The company is currently a unit of Baidu, the NASDAQ-listed Chinese search engine giant, having been founded in 2010 by Baidu and Providence Equity Partners. Baidu subsequently bought out Providence’s stake in Nov 2012.
iQiyi’s CEO Gong Yu (pictured) said that he aimed to surpass the current market leader Youku Tudou in terms of revenue and market share by the time of the IPO. Youku Tudou, which is listed on the New York Stock Exchange, has a market capitalization of $3.7 billion.
iQiyi has not yet made a profit, though it claims to have the highest unique viewers in terms of daily and monthly visitors via computers. The company benefits from strong integration with Baidu’s search functions.

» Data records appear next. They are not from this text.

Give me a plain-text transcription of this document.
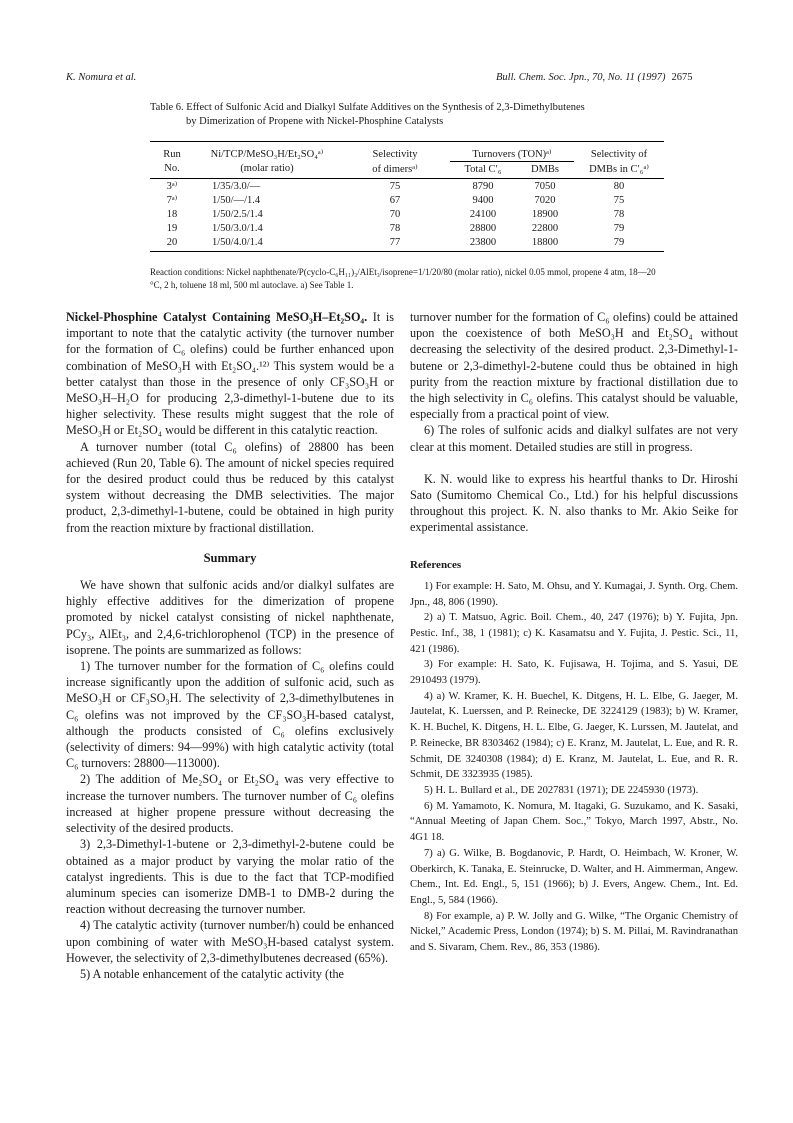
K. Nomura et al.	Bull. Chem. Soc. Jpn., 70, No. 11 (1997) 2675
Table 6. Effect of Sulfonic Acid and Dialkyl Sulfate Additives on the Synthesis of 2,3-Dimethylbutenes
by Dimerization of Propene with Nickel-Phosphine Catalysts
Run	Ni/TCP/MeSO₃H/Et₂SO₄ᵃ⁾	Selectivity	Turnovers (TON)ᵃ⁾		Selectivity of
No.	(molar ratio)	of dimersᵃ⁾	Total C′₆	DMBs	DMBs in C′₆ᵃ⁾
3ᵃ⁾	1/35/3.0/—	75	8790	7050	80
7ᵃ⁾	1/50/—/1.4	67	9400	7020	75
18	1/50/2.5/1.4	70	24100	18900	78
19	1/50/3.0/1.4	78	28800	22800	79
20	1/50/4.0/1.4	77	23800	18800	79
Reaction conditions: Nickel naphthenate/P(cyclo-C₆H₁₁)₃/AlEt₃/isoprene=1/1/20/80 (molar ratio), nickel 0.05 mmol, propene 4 atm, 18—20 °C, 2 h, toluene 18 ml, 500 ml autoclave. a) See Table 1.

Nickel-Phosphine Catalyst Containing MeSO₃H–Et₂SO₄. It is important to note that the catalytic activity (the turnover number for the formation of C₆ olefins) could be further enhanced upon combination of MeSO₃H with Et₂SO₄.¹²⁾ This system would be a better catalyst than those in the presence of only CF₃SO₃H or MeSO₃H–H₂O for producing 2,3-dimethyl-1-butene due to its higher selectivity. These results might suggest that the role of MeSO₃H or Et₂SO₄ would be different in this catalytic reaction.

A turnover number (total C₆ olefins) of 28800 has been achieved (Run 20, Table 6). The amount of nickel species required for the desired product could thus be reduced by this catalyst system without decreasing the DMB selectivities. The major product, 2,3-dimethyl-1-butene, could be obtained in high purity from the reaction mixture by fractional distillation.

Summary

We have shown that sulfonic acids and/or dialkyl sulfates are highly effective additives for the dimerization of propene promoted by nickel catalyst consisting of nickel naphthenate, PCy₃, AlEt₃, and 2,4,6-trichlorophenol (TCP) in the presence of isoprene. The points are summarized as follows:

1) The turnover number for the formation of C₆ olefins could increase significantly upon the addition of sulfonic acid, such as MeSO₃H or CF₃SO₃H. The selectivity of 2,3-dimethylbutenes in C₆ olefins was not improved by the CF₃SO₃H-based catalyst, although the products consisted of C₆ olefins exclusively (selectivity of dimers: 94—99%) with high catalytic activity (total C₆ turnovers: 28800—113000).

2) The addition of Me₂SO₄ or Et₂SO₄ was very effective to increase the turnover numbers. The turnover number of C₆ olefins increased at higher propene pressure without decreasing the selectivity of the desired products.

3) 2,3-Dimethyl-1-butene or 2,3-dimethyl-2-butene could be obtained as a major product by varying the molar ratio of the catalyst ingredients. This is due to the fact that TCP-modified aluminum species can isomerize DMB-1 to DMB-2 during the reaction without decreasing the turnover number.

4) The catalytic activity (turnover number/h) could be enhanced upon combining of water with MeSO₃H-based catalyst system. However, the selectivity of 2,3-dimethylbutenes decreased (65%).

5) A notable enhancement of the catalytic activity (the

turnover number for the formation of C₆ olefins) could be attained upon the coexistence of both MeSO₃H and Et₂SO₄ without decreasing the selectivity of the desired product. 2,3-Dimethyl-1-butene or 2,3-dimethyl-2-butene could thus be obtained in high purity from the reaction mixture by fractional distillation due to the high selectivity in C₆ olefins. This catalyst should be valuable, especially from a practical point of view.

6) The roles of sulfonic acids and dialkyl sulfates are not very clear at this moment. Detailed studies are still in progress.

K. N. would like to express his heartful thanks to Dr. Hiroshi Sato (Sumitomo Chemical Co., Ltd.) for his helpful discussions throughout this project. K. N. also thanks to Mr. Akio Seike for experimental assistance.

References

1) For example: H. Sato, M. Ohsu, and Y. Kumagai, J. Synth. Org. Chem. Jpn., 48, 806 (1990).

2) a) T. Matsuo, Agric. Boil. Chem., 40, 247 (1976); b) Y. Fujita, Jpn. Pestic. Inf., 38, 1 (1981); c) K. Kasamatsu and Y. Fujita, J. Pestic. Sci., 11, 421 (1986).

3) For example: H. Sato, K. Fujisawa, H. Tojima, and S. Yasui, DE 2910493 (1979).

4) a) W. Kramer, K. H. Buechel, K. Ditgens, H. L. Elbe, G. Jaeger, M. Jautelat, K. Luerssen, and P. Reinecke, DE 3224129 (1983); b) W. Kramer, K. H. Buchel, K. Ditgens, H. L. Elbe, G. Jaeger, K. Lurssen, M. Jautelat, and P. Reinecke, BR 8303462 (1984); c) E. Kranz, M. Jautelat, L. Eue, and R. R. Schmit, DE 3240308 (1984); d) E. Kranz, M. Jautelat, L. Eue, and R. R. Schmit, DE 3323935 (1985).

5) H. L. Bullard et al., DE 2027831 (1971); DE 2245930 (1973).

6) M. Yamamoto, K. Nomura, M. Itagaki, G. Suzukamo, and K. Sasaki, “Annual Meeting of Japan Chem. Soc.,” Tokyo, March 1997, Abstr., No. 4G1 18.

7) a) G. Wilke, B. Bogdanovic, P. Hardt, O. Heimbach, W. Kroner, W. Oberkirch, K. Tanaka, E. Steinrucke, D. Walter, and H. Aimmerman, Angew. Chem., Int. Ed. Engl., 5, 151 (1966); b) J. Evers, Angew. Chem., Int. Ed. Engl., 5, 584 (1966).

8) For example, a) P. W. Jolly and G. Wilke, “The Organic Chemistry of Nickel,” Academic Press, London (1974); b) S. M. Pillai, M. Ravindranathan and S. Sivaram, Chem. Rev., 86, 353 (1986).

Many of China’s online video companies have emerged from piracy operations and they struggle to convince many Chinese consumers to pay for content. As a result transactional and video-on-demand portions of the business lag far behind an advertising supported business model.
Speaking recently in Hong Kong, Gong complained that the Chinese regulatory environment makes it difficult for China’s 620 million internet users to make payments online, though others point out that the spread of smart phones is making mobile micro-payments easier.
Gong forecast that advertising on China’s online video sites will grow by 40% in the current year. He also said that over the past three years, more than five million online users in China have paid to watch films online.
“Things are continuing to grow at a rate of something between 300 to 500%. One day, this could catch up with advertising income,” Gong said.
“The earnings prospects for online video and iQiyi are very attractive and we remain supportive across the platform,” said Baidu CEO Robin Li Yan-hong during a recent earnings call.